MEG's AWB blend sales by rail was 13,189 bbls/d (all FOB Edmonton) in the third quarter of 2020, representing 14% of total blend sales, compared to 4,391 bbls/d (all FOB Edmonton) in the second quarter of 2020. The increase in barrels sold via rail quarter over quarter was a result of a balanced approach to rail cost mitigation efforts undertaken by the Corporation in the third quarter of 2020 given the relative economics of sales by contracted rail transportation compared to pipeline transportation costs.
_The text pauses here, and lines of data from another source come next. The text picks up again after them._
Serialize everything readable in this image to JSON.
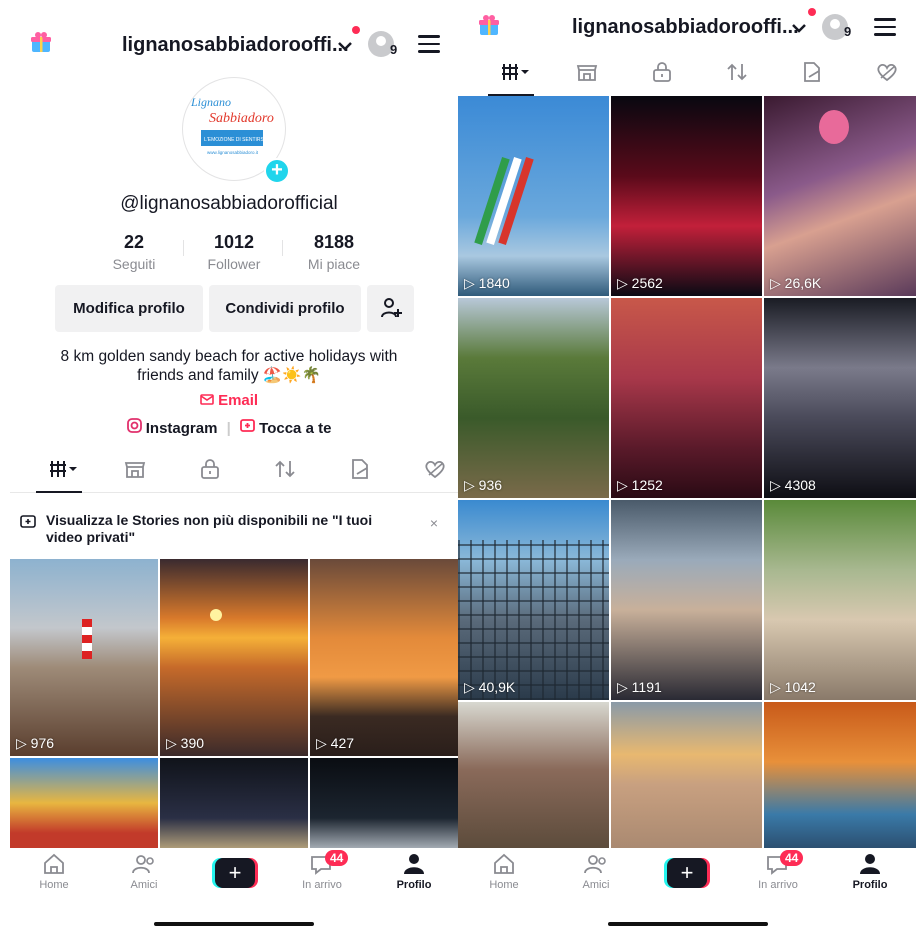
{
  "colors": {
    "accent": "#fe2c55",
    "cyan": "#20d5ec",
    "text": "#161823",
    "muted": "#8a8b91"
  },
  "header": {
    "username": "lignanosabbiadorooffi...",
    "account_count": "9"
  },
  "profile": {
    "avatar_text": [
      "Lignano",
      "Sabbiadoro",
      "L'EMOZIONE DI SENTIRSI BENE",
      "www.lignanosabbiadoro.it"
    ],
    "handle": "@lignanosabbiadorofficial",
    "stats": [
      {
        "value": "22",
        "label": "Seguiti"
      },
      {
        "value": "1012",
        "label": "Follower"
      },
      {
        "value": "8188",
        "label": "Mi piace"
      }
    ],
    "edit_label": "Modifica profilo",
    "share_label": "Condividi profilo",
    "bio_line1": "8 km golden sandy beach for active holidays with",
    "bio_line2": "friends and family 🏖️☀️🌴",
    "email": "Email",
    "instagram": "Instagram",
    "tocca": "Tocca a te"
  },
  "tabs": [
    "videos-grid",
    "shop",
    "private",
    "reposts",
    "hidden",
    "liked"
  ],
  "notice": {
    "text": "Visualizza le Stories non più disponibili ne \"I tuoi video privati\"",
    "close": "×"
  },
  "left_videos": [
    {
      "views": "976"
    },
    {
      "views": "390"
    },
    {
      "views": "427"
    },
    {
      "views": ""
    },
    {
      "views": ""
    },
    {
      "views": ""
    }
  ],
  "right_videos": [
    {
      "views": "1840"
    },
    {
      "views": "2562"
    },
    {
      "views": "26,6K"
    },
    {
      "views": "936"
    },
    {
      "views": "1252"
    },
    {
      "views": "4308"
    },
    {
      "views": "40,9K"
    },
    {
      "views": "1191"
    },
    {
      "views": "1042"
    },
    {
      "views": ""
    },
    {
      "views": ""
    },
    {
      "views": ""
    }
  ],
  "nav": {
    "home": "Home",
    "friends": "Amici",
    "create": "+",
    "inbox": "In arrivo",
    "inbox_badge": "44",
    "profile": "Profilo"
  }
}
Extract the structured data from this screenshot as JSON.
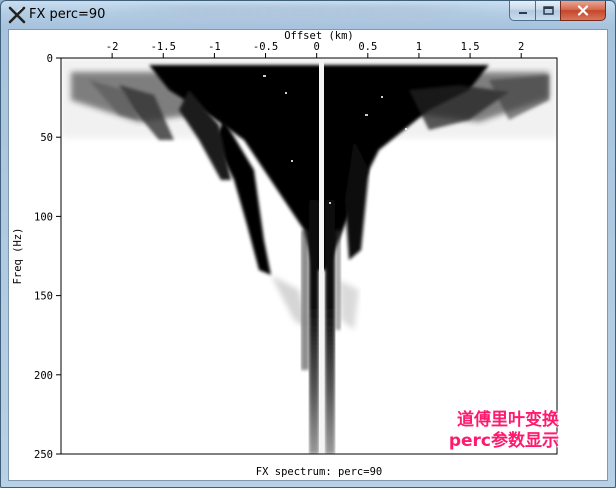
{
  "window": {
    "title": "FX perc=90",
    "app_icon": "x-icon",
    "buttons": {
      "minimize": "minimize-icon",
      "maximize": "maximize-icon",
      "close": "close-icon"
    }
  },
  "plot": {
    "xlabel": "Offset (km)",
    "ylabel": "Freq (Hz)",
    "caption": "FX spectrum: perc=90",
    "x_ticks": [
      "-2",
      "-1.5",
      "-1",
      "-0.5",
      "0",
      "0.5",
      "1",
      "1.5",
      "2"
    ],
    "y_ticks": [
      "0",
      "50",
      "100",
      "150",
      "200",
      "250"
    ],
    "xlim": [
      -2.5,
      2.35
    ],
    "ylim": [
      0,
      250
    ],
    "colormap": "grayscale (black = high amplitude)"
  },
  "annotation": {
    "line1": "道傅里叶变换",
    "line2": "perc参数显示",
    "color": "#ff1a6e"
  }
}
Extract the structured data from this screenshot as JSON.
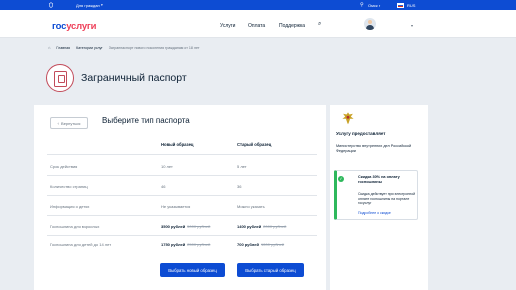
{
  "colors": {
    "brand_blue": "#0d4cd3",
    "brand_red": "#ee3f58",
    "success_green": "#2eb85c"
  },
  "topbar": {
    "emblem_icon": "coat-of-arms-icon",
    "for_citizens": "Для граждан",
    "location_icon": "map-pin-icon",
    "city": "Омск г",
    "language": "RUS"
  },
  "header": {
    "logo_part1": "гос",
    "logo_part2": "услуги",
    "nav": [
      "Услуги",
      "Оплата",
      "Поддержка"
    ],
    "search_icon": "search-icon"
  },
  "breadcrumbs": {
    "home": "Главная",
    "category": "Категории услуг",
    "current": "Загранпаспорт нового поколения гражданам от 18 лет"
  },
  "page": {
    "title": "Заграничный паспорт",
    "back_label": "Вернуться",
    "select_heading": "Выберите тип паспорта"
  },
  "table": {
    "columns": [
      "Новый образец",
      "Старый образец"
    ],
    "rows": [
      {
        "label": "Срок действия",
        "new": "10 лет",
        "old": "5 лет"
      },
      {
        "label": "Количество страниц",
        "new": "46",
        "old": "36"
      },
      {
        "label": "Информация о детях",
        "new": "Не указывается",
        "old": "Можно указать"
      },
      {
        "label": "Госпошлина для взрослых",
        "new": "3500 рублей",
        "new_strike": "5000 рублей",
        "old": "1400 рублей",
        "old_strike": "2000 рублей"
      },
      {
        "label": "Госпошлина для детей до 14 лет",
        "new": "1750 рублей",
        "new_strike": "2500 рублей",
        "old": "700 рублей",
        "old_strike": "1000 рублей"
      }
    ],
    "buttons": [
      "Выбрать новый образец",
      "Выбрать старый образец"
    ]
  },
  "sidebar": {
    "provider_title": "Услугу предоставляет",
    "provider_name": "Министерство внутренних дел Российской Федерации",
    "discount_title": "Скидка 30% на оплату госпошлины",
    "discount_text": "Скидка действует при электронной оплате госпошлины на портале госуслуг",
    "discount_link": "Подробнее о скидке"
  }
}
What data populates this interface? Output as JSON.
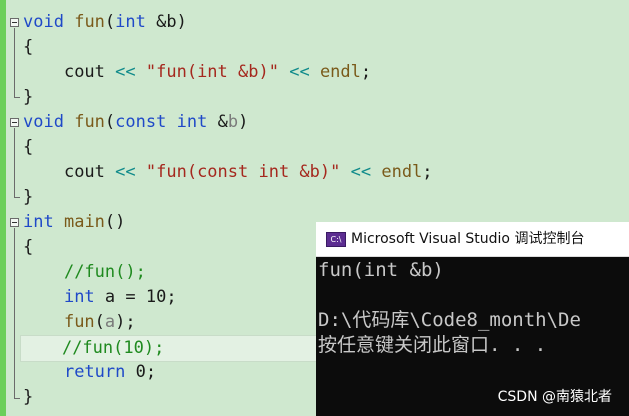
{
  "editor": {
    "fn1_sig": {
      "kw": "void",
      "name": "fun",
      "open": "(",
      "kw2": "int",
      "param": " &b",
      "close": ")"
    },
    "fn1_body": {
      "ident": "cout",
      "op1": "<<",
      "str": "\"fun(int &b)\"",
      "op2": "<<",
      "endl": "endl",
      "semi": ";"
    },
    "fn2_sig": {
      "kw": "void",
      "name": "fun",
      "open": "(",
      "kw2": "const",
      "kw3": "int",
      "param": " &",
      "pname": "b",
      "close": ")"
    },
    "fn2_body": {
      "ident": "cout",
      "op1": "<<",
      "str": "\"fun(const int &b)\"",
      "op2": "<<",
      "endl": "endl",
      "semi": ";"
    },
    "main_sig": {
      "kw": "int",
      "name": "main",
      "parens": "()"
    },
    "main_body": {
      "comment1": "//fun();",
      "decl_kw": "int",
      "decl_rest": " a = 10;",
      "call_name": "fun",
      "call_open": "(",
      "call_arg": "a",
      "call_close": ");",
      "comment2": "//fun(10);",
      "ret_kw": "return",
      "ret_rest": " 0;"
    },
    "brace_open": "{",
    "brace_close": "}"
  },
  "console": {
    "title": "Microsoft Visual Studio 调试控制台",
    "icon_text": "C:\\",
    "line1": "fun(int &b)",
    "line2": "",
    "line3": "D:\\代码库\\Code8_month\\De",
    "line4": "按任意键关闭此窗口. . ."
  },
  "watermark": "CSDN @南猿北者",
  "colors": {
    "keyword": "#1f49c8",
    "function": "#7a5a1a",
    "string": "#a5281e",
    "operator": "#0f8a8a",
    "comment": "#1f8a1f",
    "background": "#cfe8cf"
  }
}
Bitumen production averaged 71,516 bbls/d in the third quarter of 2020, compared to 75,687 bbls/d in the second quarter of 2020. Bitumen production in the third quarter of 2020 was impacted by major planned turnaround activities at the Phase 1 and 2 facilities, which began in early June 2020 and were completed mid-August 2020. The 2020 turnaround was extended in duration to 75 days and expanded in scope, relative to base budget, in order to minimize staff levels at site during COVID-19 and maximize utilization of MEG's internal resources thereby lowering overall cash costs. MEG also made the decision to advance turnaround activities from 2021 to significantly reduce the 2021 turnaround requirements.
Non-energy operating costs averaged $3.96 per barrel of bitumen sales in the third quarter of 2020 compared to $4.09 per barrel in the second quarter of 2020. Net energy operating costs averaged $2.09 per barrel in the third quarter of 2020 compared to $2.05 in the second quarter of 2020. During the nine months ended September 30, 2020, the Corporation was able to benefit from non-recurring cost reductions of approximately $13 million including the Canadian Emergency Wage Subsidy ("CEWS") program.
General & administrative expense ("G&A") was $10 million, or $1.50 per barrel of production, in the third quarter of 2020 compared to $9 million, or $1.29 per barrel of production, in the second quarter of 2020. Total aggregate G&A has remained relatively consistent quarter over quarter and included the impact of MEG's continuing efforts to drive efficiency into its cost structure through salary rollbacks, reductions in staffing levels and vendor concessions, as well as various government led initiatives, including CEWS. During the nine months ended September 30, 2020, the Corporation was able to benefit from non-recurring cost reductions of approximately $5 million including the CEWS program.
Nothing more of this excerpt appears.